Several authors [11–13] have associated allogenous bone graft with an increased risk of transmission of infection, nonunion, and resorption. However, almost all reports are on revision TKA with allogenous bone grafts. As primary TKA is less complicated with a shorter operation time than revision TKA, we considered that the risk of infection might be lower. In this study, we observed no infection and achieved bone union in 94% of the cases.

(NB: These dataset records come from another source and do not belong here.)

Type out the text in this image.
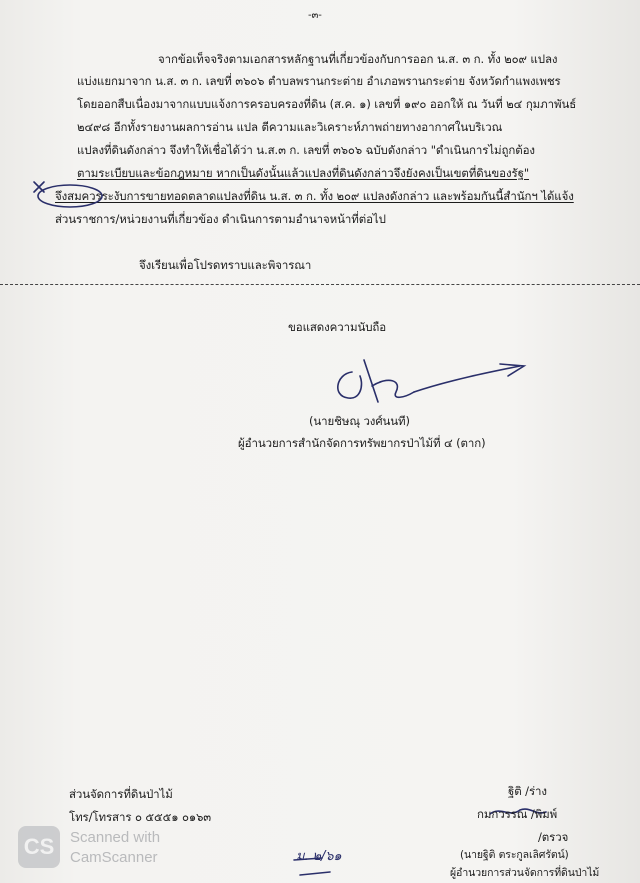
-๓-
จากข้อเท็จจริงตามเอกสารหลักฐานที่เกี่ยวข้องกับการออก น.ส. ๓ ก. ทั้ง ๒๐๙ แปลง
แบ่งแยกมาจาก น.ส. ๓ ก. เลขที่ ๓๖๐๖ ตำบลพรานกระต่าย อำเภอพรานกระต่าย จังหวัดกำแพงเพชร
โดยออกสืบเนื่องมาจากแบบแจ้งการครอบครองที่ดิน (ส.ค. ๑) เลขที่ ๑๙๐ ออกให้ ณ วันที่ ๒๔ กุมภาพันธ์
๒๔๙๘ อีกทั้งรายงานผลการอ่าน แปล ตีความและวิเคราะห์ภาพถ่ายทางอากาศในบริเวณ
แปลงที่ดินดังกล่าว จึงทำให้เชื่อได้ว่า น.ส.๓ ก. เลขที่ ๓๖๐๖ ฉบับดังกล่าว "ดำเนินการไม่ถูกต้อง
ตามระเบียบและข้อกฎหมาย หากเป็นดังนั้นแล้วแปลงที่ดินดังกล่าวจึงยังคงเป็นเขตที่ดินของรัฐ"
จึงสมควรระงับการขายทอดตลาดแปลงที่ดิน น.ส. ๓ ก. ทั้ง ๒๐๙ แปลงดังกล่าว และพร้อมกันนี้สำนักฯ ได้แจ้ง
ส่วนราชการ/หน่วยงานที่เกี่ยวข้อง ดำเนินการตามอำนาจหน้าที่ต่อไป
จึงเรียนเพื่อโปรดทราบและพิจารณา
ขอแสดงความนับถือ
(นายชิษณุ วงศ์นนที)
ผู้อำนวยการสำนักจัดการทรัพยากรป่าไม้ที่ ๔ (ตาก)
ส่วนจัดการที่ดินป่าไม้
โทร/โทรสาร ๐ ๕๕๕๑ ๐๑๖๓
ฐิติ /ร่าง
กมกวรรณ /พิมพ์
/ตรวจ
(นายฐิติ ตระกูลเลิศรัตน์)
ผู้อำนวยการส่วนจัดการที่ดินป่าไม้
ม. ๒/๖๑
CS Scanned with
CamScanner
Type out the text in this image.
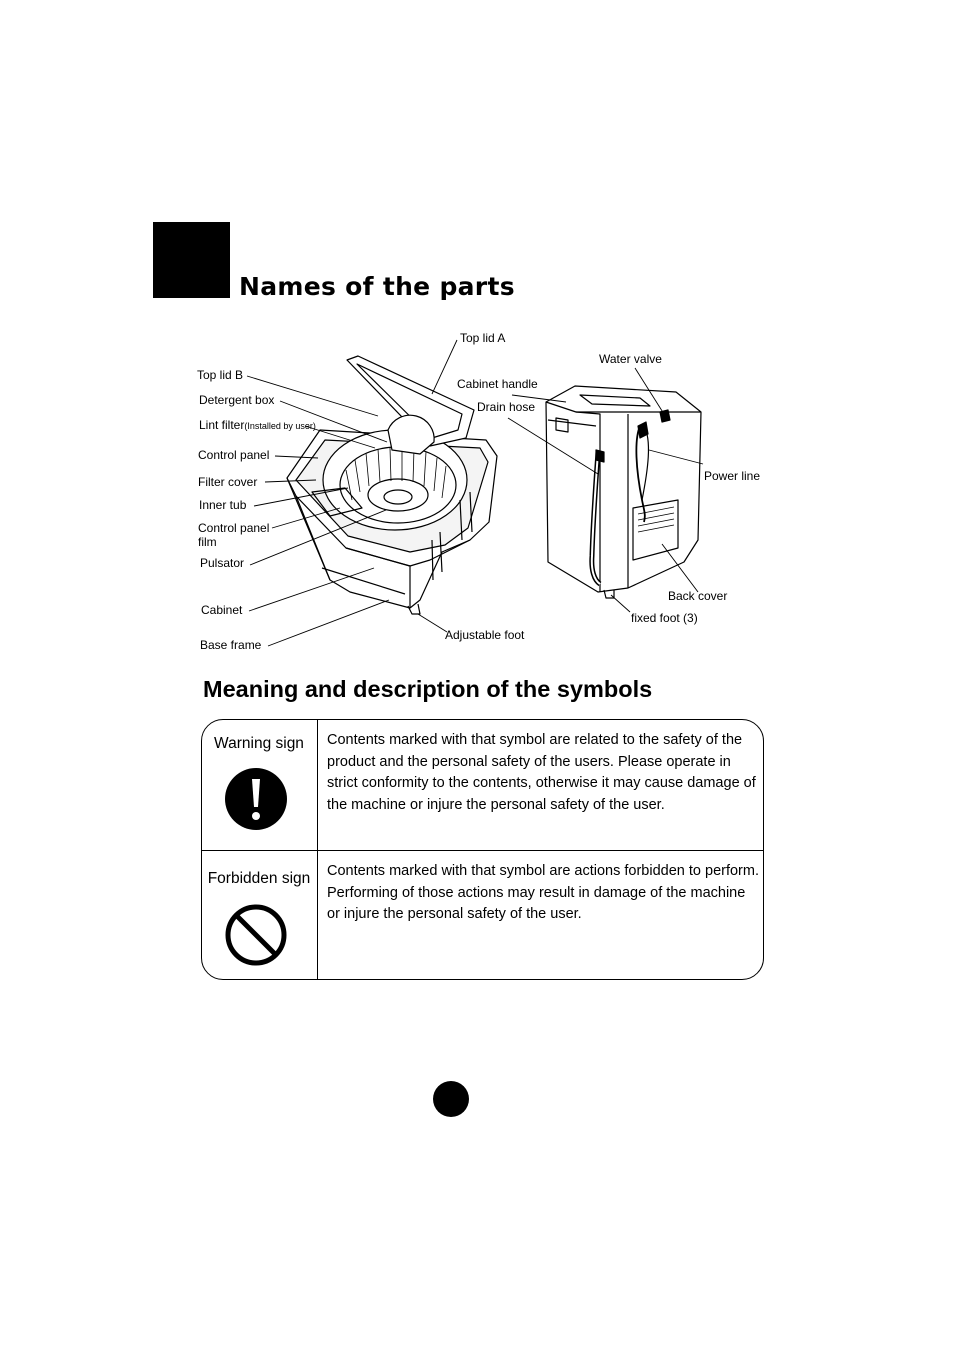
Names of the parts
Top lid A
Water valve
Cabinet handle
Drain hose
Top lid B
Detergent box
Lint filter(Installed by user)
Control panel
Filter cover
Inner tub
Control panel
film
Pulsator
Cabinet
Base frame
Adjustable foot
Power line
Back cover
fixed foot (3)
Meaning and description of the symbols
Warning sign	Contents marked with that symbol are related to the safety of the product and the personal safety of the users. Please operate in strict conformity to the contents, otherwise it may cause damage of the machine or injure the personal safety of the user.
Forbidden sign	Contents marked with that symbol are actions forbidden to perform. Performing of those actions may result in damage of the machine or injure the personal safety of the user.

Generally, the grafted bone is fixed with screws [6, 8]. Although screws can achieve rigid initial fixation, insertion of multiple screws may lead to fragmentation of the grafted bone, resulting in early failure of knee replacement [5]. As a device that does not use screw fixing, Chon et al [2] used the oblique structural peg bone, while Yoon et al [7] applied a cement to the medial surface of the tibia to fix the grafted bone. We temporarily fixed the allogenous grafted bone with Kirschner wires and withdrew them after fixation of the tibial component with extension stems. Extension stems may result in a future loss of bone stock when performing revision surgery. In addition, Scott et al [14] reported that extension stems might have disadvantages, including stress shielding along the length of the stem with associated reduction in bone density and a theoretical risk of subsidence and loosening, peri-prosthetic fracture, and end-of-stem pain. However, Rawlinson et al [15] used cadaver knees to biochemically confirm that using a tibial extension stem reduced bone stress and limited micromotion between the metal wedge and surrounding bone, and hence, recommended using a tibial extension stem. Baek et al [9] reported that bone grafting could not provide sufficient stability for severe bone defects ≥ 10 mm in depth in primary TKA; thus, requiring an extension stem, particularly for uncontained bone defects where fixation of the grafted bone was technically difficult. We did not fix the grafted bone because we considered that we could obtain the initial strength with a combination of the tibial extension stem and performing ASBG, including the rim; we did not observe dislocation of the ASBG and/or implant.
We acknowledge that the present study had certain limitations. First, this was a single-center study, and the study sample (17 cases) was small. Although Chon et al [2] and Sugita et al [3] reported 40 cases and 44 cases, respectively, in the literature using autologous bone graft for bone defects ≥ 10 mm, in this study, only 21 (4%) of 525 primary TKAs from January 2004 to December 2014 had a medial tibial defect ≥ 10 mm in depth; thus, such defects can be considered rare. Second, we have not been able to compare this with other methods, such as autologous bone graft or metal augmentation. Sugita et al [3] reported 14% non-progressive RL with autologous bone graft, Beak et al [9] and Tsukada et al [16] reported non-progressive RL in 10% and 33%, respectively, combined with metal augmentation. In this study, nonunion and presence of RL were 5.9% each, which did not differ from the other methods. Despite the absence of a control group, we believe that our findings are adequate; thus, important conclusions can be drawn from them.